The Constitution, passed on September 20, 2015, largely upheld the former, amid a prolonged and deadly agitation in the terai – the low-lying plains contiguous with India – in which 57 people died. An ensuing blockade, tacitly supported by India, cut off supplies to the capital bringing it to a halt, with sharp consequences felt across the class divide, and fuelling a black market economy that persists to the day.

However, supporters of the Constitution tend to look at the crises as purely an expression of India’s aggrandisement in the region. While India’s continuous involvement in the affairs of a sovereign country does complicate the picture, it is a long walk to suggest the anger and protest in the plains towards the Nepali state was engineered by India. It pays short shrift to the social discontent simmering among Nepal’s ethnic minorities and their very legitimate grievances against a history of structural marginalisation in the country.

The current Constitution is seen as failing them on chiefly two grounds: The division of constituencies which Madhesis feel do not adequately represent population densities, and the decrease in proportional representation in electoral systems, which reduces the potential for a truly representative democratic setup.

Given this context, the call for local elections by the KP Oli-led Nepal government has widened the cleavages both within the ruling coalition, and without – among Madhesi and Janjati parties across the board, as well as the primary opposition the Nepali Congress.

Opposition resolute

The Nepali Congress and other detractors have viewed the proposed elections as putting the horse before the cart. To begin with, there are technical difficulties that lie ahead of such a move. Federal state-level infrastructure does not yet exist to support local level elections. Constituencies are still to be determined, and provinces and their capitals yet to be named. A commission appointed by the government has till March 2017 to finalise the boundaries of village development committees and autonomous regions. To consider conducting local elections before this is done makes little sense as once elected to posts, it is unlikely members will relinquish their positions if there is a split or merger in key areas. In the absence of state chief ministers, it is also unclear to whom the elected members will be reporting to.
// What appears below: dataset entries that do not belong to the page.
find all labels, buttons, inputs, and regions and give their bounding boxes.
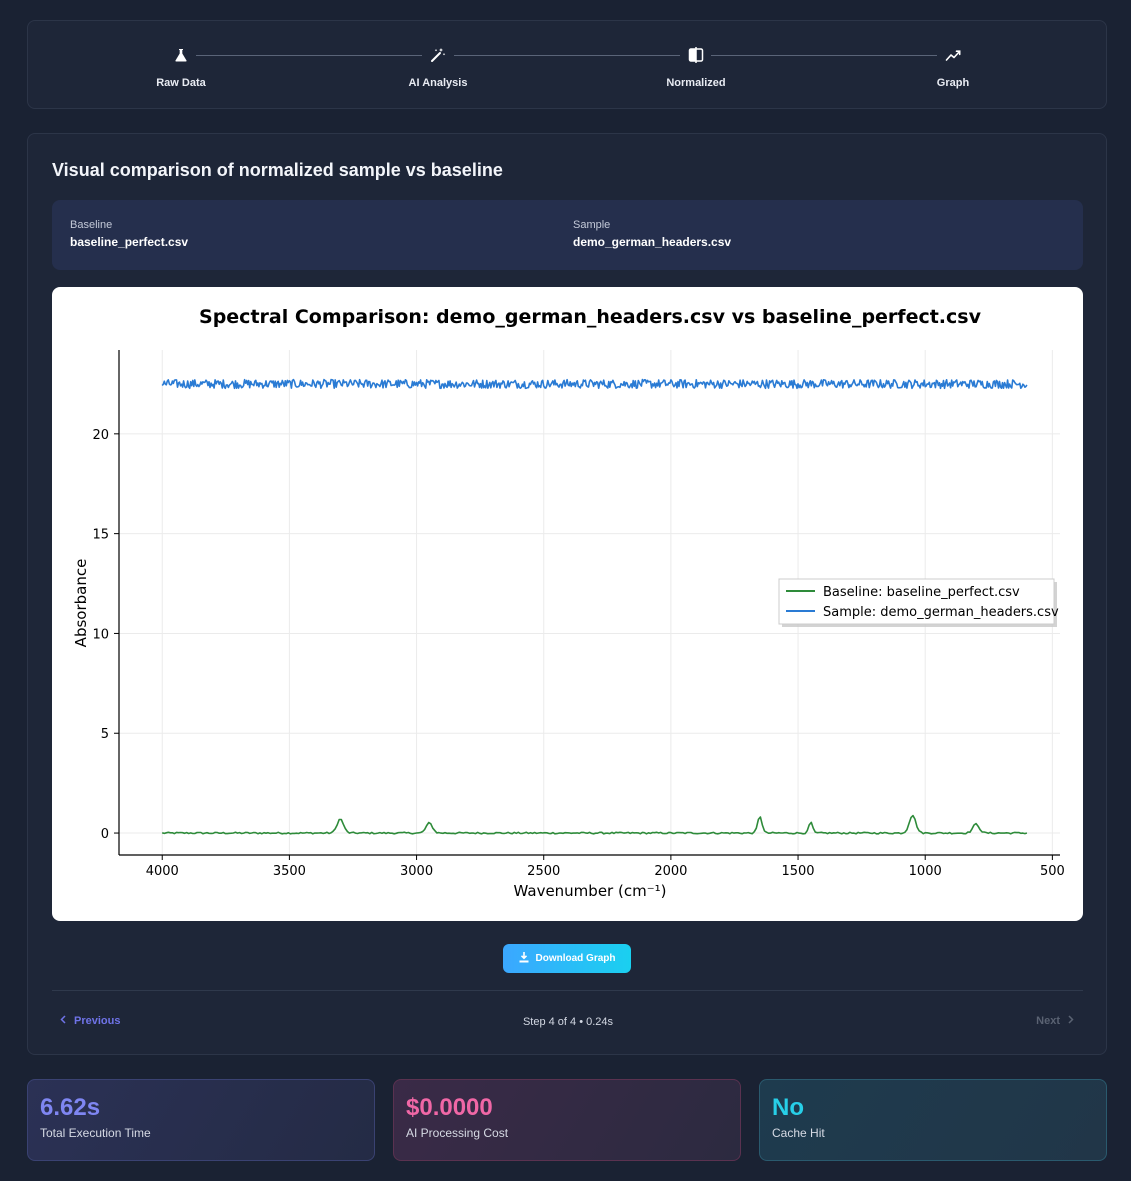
series-layer	[161, 378, 1028, 835]
step-connector	[196, 55, 422, 56]
step-normalized[interactable]: Normalized	[616, 45, 776, 89]
magic-wand-icon	[358, 45, 518, 65]
stat-card-cache-hit: No Cache Hit	[759, 1079, 1107, 1161]
step-label: Graph	[936, 77, 970, 89]
download-graph-button[interactable]: Download Graph	[503, 944, 631, 973]
step-label: Normalized	[666, 77, 726, 89]
chevron-right-icon	[1068, 1015, 1074, 1027]
series-line-sample	[161, 378, 1028, 390]
legend-label-baseline: Baseline: baseline_perfect.csv	[823, 585, 1020, 600]
legend-label-sample: Sample: demo_german_headers.csv	[823, 605, 1059, 620]
chart-title: Spectral Comparison: demo_german_headers…	[199, 306, 982, 328]
stat-value: $0.0000	[406, 1094, 493, 1121]
baseline-info: Baseline baseline_perfect.csv	[70, 219, 188, 249]
stat-caption: Total Execution Time	[40, 1126, 151, 1140]
x-tick-label: 2500	[527, 864, 560, 879]
x-tick-label: 3500	[273, 864, 306, 879]
step-connector	[454, 55, 680, 56]
stat-value: 6.62s	[40, 1094, 101, 1121]
divider	[52, 990, 1083, 991]
axes: 4000 3500 3000 2500 2000 1500 1000 500 0 5 10 15 20	[92, 350, 1065, 879]
download-icon	[519, 951, 529, 966]
y-tick-label: 15	[92, 528, 109, 543]
y-tick-label: 5	[101, 727, 109, 742]
x-tick-label: 500	[1040, 864, 1065, 879]
previous-label: Previous	[74, 1015, 121, 1027]
flask-icon	[101, 45, 261, 65]
baseline-label: Baseline	[70, 219, 113, 231]
sample-info: Sample demo_german_headers.csv	[573, 219, 731, 249]
step-graph[interactable]: Graph	[873, 45, 1033, 89]
stat-card-execution-time: 6.62s Total Execution Time	[27, 1079, 375, 1161]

There is a sense that fast-tracking the local elections, in the manner of the Constitution, will further dilute the unresolved question of federalism. Ang Kaji Sherpa, central member of the Federal Socialist Forum Nepal, said in the absence of a reworked Constitution “we will absolutely oppose these elections. Federalism is supposed to enable more participation at local levels.” According to the chairman of the Federal Socialist Forum Nepal Upendra Yadav, conducting local elections now is an effort that “aims to render federalism useless by not letting provinces organise the local polls.”

Indeed, at present, it is hard to see how local elections might take place without ending in a political stalemate, or indeed what effects it might have when a foundational conflict regarding the Constitution is unfolding in Nepal.

Puja Sen is a Kathmandu-based journalist.